Flamingo – 20% of visitors (1/5) reported sightings
The park is also home to a population of Chilean flamingos. These beautifully ethereal birds tend to congregate in flocks around shallow lakes and estuaries. These flocks can be up to thousands strong! They use their specially adapted bills to filter out algae and plankton from the water. In Torres del Paine they can be found in numerous lakes throughout the park. However, they are generally spotted gathering at Laguna Amarga during the Patagonian summer (December to February).

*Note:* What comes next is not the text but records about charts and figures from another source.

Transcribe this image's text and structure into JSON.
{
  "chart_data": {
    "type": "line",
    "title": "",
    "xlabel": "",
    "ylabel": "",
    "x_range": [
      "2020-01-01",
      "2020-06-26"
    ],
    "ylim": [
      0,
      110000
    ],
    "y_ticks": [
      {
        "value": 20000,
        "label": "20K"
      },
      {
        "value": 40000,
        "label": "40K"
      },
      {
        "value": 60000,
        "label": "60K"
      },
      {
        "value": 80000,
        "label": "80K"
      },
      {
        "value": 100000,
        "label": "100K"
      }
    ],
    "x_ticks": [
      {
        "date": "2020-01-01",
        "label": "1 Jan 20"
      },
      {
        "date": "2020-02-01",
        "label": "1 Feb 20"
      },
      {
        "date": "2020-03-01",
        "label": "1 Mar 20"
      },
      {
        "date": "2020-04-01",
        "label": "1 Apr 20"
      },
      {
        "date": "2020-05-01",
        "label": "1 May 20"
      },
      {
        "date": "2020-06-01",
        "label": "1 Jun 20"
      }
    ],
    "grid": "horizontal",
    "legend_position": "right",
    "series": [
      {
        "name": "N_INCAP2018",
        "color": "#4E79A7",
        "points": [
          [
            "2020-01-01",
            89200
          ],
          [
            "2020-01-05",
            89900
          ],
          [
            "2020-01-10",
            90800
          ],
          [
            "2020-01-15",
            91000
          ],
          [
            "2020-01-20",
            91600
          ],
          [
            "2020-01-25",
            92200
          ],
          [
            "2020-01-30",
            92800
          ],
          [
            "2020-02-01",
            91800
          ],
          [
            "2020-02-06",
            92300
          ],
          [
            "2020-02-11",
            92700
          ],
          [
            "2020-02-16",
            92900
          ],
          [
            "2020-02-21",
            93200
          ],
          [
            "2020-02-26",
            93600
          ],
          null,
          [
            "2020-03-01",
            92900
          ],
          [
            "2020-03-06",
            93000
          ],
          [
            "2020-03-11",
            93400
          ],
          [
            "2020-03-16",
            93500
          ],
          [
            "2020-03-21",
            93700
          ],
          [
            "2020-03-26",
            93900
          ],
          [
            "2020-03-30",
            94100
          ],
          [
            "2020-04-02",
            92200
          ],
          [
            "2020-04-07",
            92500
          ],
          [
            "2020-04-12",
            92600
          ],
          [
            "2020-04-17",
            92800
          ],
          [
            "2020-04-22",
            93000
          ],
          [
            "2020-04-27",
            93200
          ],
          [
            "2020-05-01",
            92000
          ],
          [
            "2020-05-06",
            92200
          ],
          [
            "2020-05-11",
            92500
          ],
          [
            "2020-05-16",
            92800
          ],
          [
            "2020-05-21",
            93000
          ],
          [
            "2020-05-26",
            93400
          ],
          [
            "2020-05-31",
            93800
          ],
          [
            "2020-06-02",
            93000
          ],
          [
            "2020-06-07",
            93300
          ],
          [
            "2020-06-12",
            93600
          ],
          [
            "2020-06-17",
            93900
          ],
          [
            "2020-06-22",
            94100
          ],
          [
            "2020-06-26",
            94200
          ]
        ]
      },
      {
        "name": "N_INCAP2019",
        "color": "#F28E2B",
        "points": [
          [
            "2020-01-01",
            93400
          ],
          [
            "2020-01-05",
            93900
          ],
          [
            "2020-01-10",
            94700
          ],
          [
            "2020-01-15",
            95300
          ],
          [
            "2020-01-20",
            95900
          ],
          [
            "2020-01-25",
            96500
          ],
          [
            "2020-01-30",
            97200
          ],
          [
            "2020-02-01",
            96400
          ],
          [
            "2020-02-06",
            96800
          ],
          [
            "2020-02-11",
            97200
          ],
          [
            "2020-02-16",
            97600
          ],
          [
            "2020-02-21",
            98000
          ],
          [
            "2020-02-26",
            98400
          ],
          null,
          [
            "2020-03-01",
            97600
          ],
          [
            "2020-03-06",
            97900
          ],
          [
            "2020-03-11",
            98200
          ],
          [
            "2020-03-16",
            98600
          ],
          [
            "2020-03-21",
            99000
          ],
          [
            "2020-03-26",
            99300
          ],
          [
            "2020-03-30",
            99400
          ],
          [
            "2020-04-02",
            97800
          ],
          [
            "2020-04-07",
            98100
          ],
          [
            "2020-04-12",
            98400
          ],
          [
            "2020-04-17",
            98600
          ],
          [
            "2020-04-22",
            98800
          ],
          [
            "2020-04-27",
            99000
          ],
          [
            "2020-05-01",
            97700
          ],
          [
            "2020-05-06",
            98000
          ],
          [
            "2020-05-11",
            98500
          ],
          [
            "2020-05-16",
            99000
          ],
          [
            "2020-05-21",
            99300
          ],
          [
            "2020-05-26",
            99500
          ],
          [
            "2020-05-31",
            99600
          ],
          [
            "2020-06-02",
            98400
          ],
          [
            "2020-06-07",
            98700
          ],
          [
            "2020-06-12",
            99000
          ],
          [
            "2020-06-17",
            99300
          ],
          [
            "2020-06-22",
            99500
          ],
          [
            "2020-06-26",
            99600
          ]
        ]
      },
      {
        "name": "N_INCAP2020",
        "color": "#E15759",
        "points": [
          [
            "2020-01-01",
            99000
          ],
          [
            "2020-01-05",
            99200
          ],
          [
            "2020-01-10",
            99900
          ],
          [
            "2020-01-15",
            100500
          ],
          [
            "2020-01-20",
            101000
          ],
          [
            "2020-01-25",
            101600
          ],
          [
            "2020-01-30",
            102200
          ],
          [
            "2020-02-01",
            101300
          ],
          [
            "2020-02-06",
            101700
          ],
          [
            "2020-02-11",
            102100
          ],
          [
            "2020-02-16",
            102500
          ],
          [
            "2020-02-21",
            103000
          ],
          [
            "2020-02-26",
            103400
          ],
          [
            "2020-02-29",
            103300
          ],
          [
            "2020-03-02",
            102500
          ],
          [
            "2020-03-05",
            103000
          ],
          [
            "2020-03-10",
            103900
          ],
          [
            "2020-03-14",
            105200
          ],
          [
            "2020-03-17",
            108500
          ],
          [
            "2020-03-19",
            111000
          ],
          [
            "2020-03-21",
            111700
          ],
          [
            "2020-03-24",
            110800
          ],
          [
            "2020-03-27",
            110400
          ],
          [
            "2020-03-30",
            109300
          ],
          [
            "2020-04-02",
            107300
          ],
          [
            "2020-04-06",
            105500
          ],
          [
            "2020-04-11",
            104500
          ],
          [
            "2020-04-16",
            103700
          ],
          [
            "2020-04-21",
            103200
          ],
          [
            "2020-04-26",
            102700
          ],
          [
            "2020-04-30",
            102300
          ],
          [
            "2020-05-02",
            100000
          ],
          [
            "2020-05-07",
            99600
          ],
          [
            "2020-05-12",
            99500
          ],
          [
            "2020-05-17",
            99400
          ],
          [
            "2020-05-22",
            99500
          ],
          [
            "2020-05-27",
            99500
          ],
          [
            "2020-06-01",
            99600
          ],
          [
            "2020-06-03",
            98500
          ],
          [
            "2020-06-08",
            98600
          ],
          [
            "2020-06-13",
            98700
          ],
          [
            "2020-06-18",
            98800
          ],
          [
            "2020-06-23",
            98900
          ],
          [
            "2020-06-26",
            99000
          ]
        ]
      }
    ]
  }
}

Huemul deer – 0% OF VISITORS (0/5) REPORTED SIGHTINGS
With a population of around 20 individuals, Torres Del Paine doesn’t have the largest number of huemuls in Patagonia. It is, however, one of the places where they are most frequently sighted given it’s one of the most visited national parks. While it’s possible to see one, sightings are rare given how endangered this species is. The best chances are likely to be in the more remote areas of the park – off the main circuits. There are some great tips on how to look out for huemul deer here.
Rhea – 40% OF VISITORS TO THE AREA (2/5) REPORTED SIGHTINGS
Torres del Paine is also home to a population of Darwin’s rhea. Their name comes from the fact that they were first recorded by Charles Darwin on his visits to Patagonia during his time on the Beagle. While you are unlikely to spot them on the W-circuit, if you spend some time in the park away from the main trail you have a good chance of seeing them. Standing over a metre tall and travelling in flocks of up to 30 individuals, they are hard to miss! Being flightless, they are most often seen in open grasslands and scrub – we saw a number of them on the Avifauna trail when we visited.